Extended Data Fig. 2. Benchmarks.

Extended Data Fig. 2

(a-d) Mean and standard deviations of the per-microbe log-fold changes compared to the total sequencing depth (log10 scale) for each microbe. e) Rarefaction benchmark, showcasing how differential abundance analysis is insensitive to rarefaction. (f) Differential abundance estimation derived from a data-driven simulated 16S dataset. (g) Comparison of age- and sex-matching approach compared to standard group averaging with respect to dataset size across 7 of the 11 16S studies (excluding Kang et al52, David et al37 and Son et al36 The x-axis represents the number of aggregated datasets, the y-axis on the left panel is the average R2 metric to measure the model error. (h) Number of samples analyzed on the y-axis, and the x-axis on the right panel is the number of aggregated dataset. (i-k) Simulated datasets with a sequencing depth differential between matched cases and controls, where matched controls always have a larger sequencing depth than their case counterparts.

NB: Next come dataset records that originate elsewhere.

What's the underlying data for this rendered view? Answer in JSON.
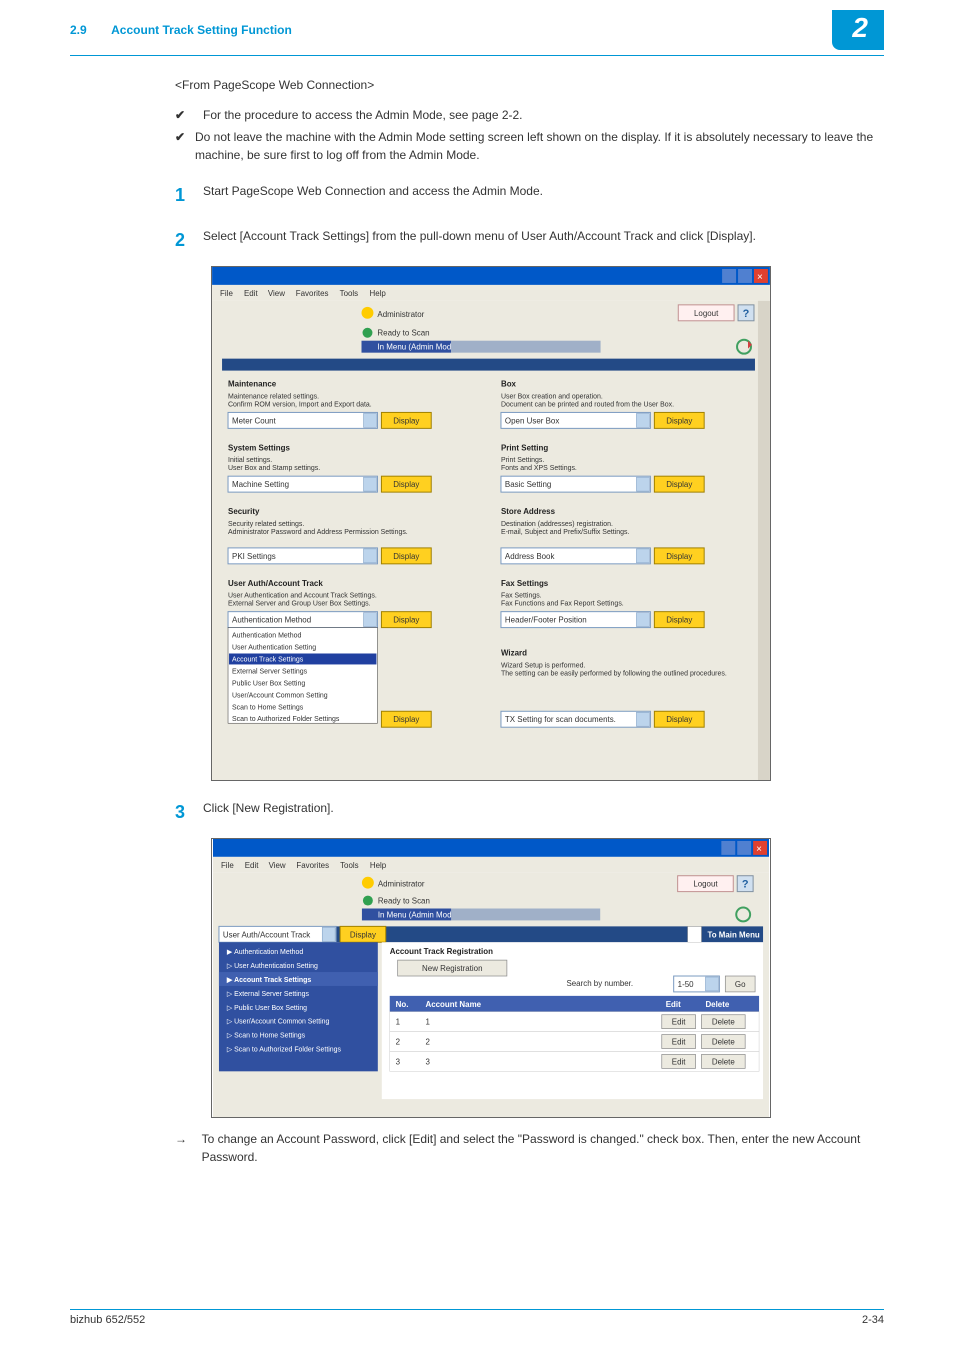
{
  "header": {
    "section_number": "2.9",
    "section_title": "Account Track Setting Function",
    "chapter_badge": "2"
  },
  "intro": {
    "angle_heading": "<From PageScope Web Connection>",
    "check1": "For the procedure to access the Admin Mode, see page 2-2.",
    "check2": "Do not leave the machine with the Admin Mode setting screen left shown on the display. If it is absolutely necessary to leave the machine, be sure first to log off from the Admin Mode."
  },
  "steps": {
    "s1": "Start PageScope Web Connection and access the Admin Mode.",
    "s2": "Select [Account Track Settings] from the pull-down menu of User Auth/Account Track and click [Display].",
    "s3": "Click [New Registration].",
    "arrow": "To change an Account Password, click [Edit] and select the \"Password is changed.\" check box. Then, enter the new Account Password."
  },
  "footer": {
    "left": "bizhub 652/552",
    "right": "2-34"
  },
  "shot1": {
    "menubar": {
      "file": "File",
      "edit": "Edit",
      "view": "View",
      "favorites": "Favorites",
      "tools": "Tools",
      "help": "Help"
    },
    "top": {
      "admin": "Administrator",
      "logout": "Logout",
      "ready": "Ready to Scan",
      "inmenu": "In Menu (Admin Mode)"
    },
    "display": "Display",
    "groups": {
      "maintenance": {
        "title": "Maintenance",
        "desc1": "Maintenance related settings.",
        "desc2": "Confirm ROM version, Import and Export data.",
        "dd": "Meter Count"
      },
      "system": {
        "title": "System Settings",
        "desc1": "Initial settings.",
        "desc2": "User Box and Stamp settings.",
        "dd": "Machine Setting"
      },
      "security": {
        "title": "Security",
        "desc1": "Security related settings.",
        "desc2": "Administrator Password and Address Permission Settings.",
        "dd": "PKI Settings"
      },
      "userauth": {
        "title": "User Auth/Account Track",
        "desc1": "User Authentication and Account Track Settings.",
        "desc2": "External Server and Group User Box Settings.",
        "dd": "Authentication Method",
        "list": [
          "Authentication Method",
          "User Authentication Setting",
          "Account Track Settings",
          "External Server Settings",
          "Public User Box Setting",
          "User/Account Common Setting",
          "Scan to Home Settings",
          "Scan to Authorized Folder Settings"
        ]
      },
      "box": {
        "title": "Box",
        "desc1": "User Box creation and operation.",
        "desc2": "Document can be printed and routed from the User Box.",
        "dd": "Open User Box"
      },
      "print": {
        "title": "Print Setting",
        "desc1": "Print Settings.",
        "desc2": "Fonts and XPS Settings.",
        "dd": "Basic Setting"
      },
      "store": {
        "title": "Store Address",
        "desc1": "Destination (addresses) registration.",
        "desc2": "E-mail, Subject and Prefix/Suffix Settings.",
        "dd": "Address Book"
      },
      "fax": {
        "title": "Fax Settings",
        "desc1": "Fax Settings.",
        "desc2": "Fax Functions and Fax Report Settings.",
        "dd": "Header/Footer Position"
      },
      "wizard": {
        "title": "Wizard",
        "desc1": "Wizard Setup is performed.",
        "desc2": "The setting can be easily performed by following the outlined procedures.",
        "dd": "TX Setting for scan documents."
      }
    }
  },
  "shot2": {
    "menubar": {
      "file": "File",
      "edit": "Edit",
      "view": "View",
      "favorites": "Favorites",
      "tools": "Tools",
      "help": "Help"
    },
    "top": {
      "admin": "Administrator",
      "logout": "Logout",
      "ready": "Ready to Scan",
      "inmenu": "In Menu (Admin Mode)"
    },
    "display": "Display",
    "tomain": "To Main Menu",
    "sidecat": "User Auth/Account Track",
    "sidebar": [
      "Authentication Method",
      "User Authentication Setting",
      "Account Track Settings",
      "External Server Settings",
      "Public User Box Setting",
      "User/Account Common Setting",
      "Scan to Home Settings",
      "Scan to Authorized Folder Settings"
    ],
    "main": {
      "title": "Account Track Registration",
      "newreg": "New Registration",
      "searchlabel": "Search by number.",
      "range": "1-50",
      "go": "Go",
      "cols": {
        "no": "No.",
        "name": "Account Name",
        "edit": "Edit",
        "del": "Delete"
      },
      "rows": [
        {
          "no": "1",
          "name": "1"
        },
        {
          "no": "2",
          "name": "2"
        },
        {
          "no": "3",
          "name": "3"
        }
      ],
      "editbtn": "Edit",
      "delbtn": "Delete"
    }
  }
}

This benchmark investigates how well ANCOM-BC, group averaged differential ranking and age-sex matched differential ranking can recover the ground truth log-fold changes. The group averaged and age-sex matched differential ranking both use the Negative Binomial (NB) distribution to model sequencing count data.(l-m) Simulated datasets comparing household matching to age-sex matching. (l-n) Bray-Curtis PCoA of 2 samples replicated across 4 processing labs in the MBQC31. (m) Pairwise comparsions of log-fold change between 2 samples across all 4 labs using group-averaged differential abundance analysis.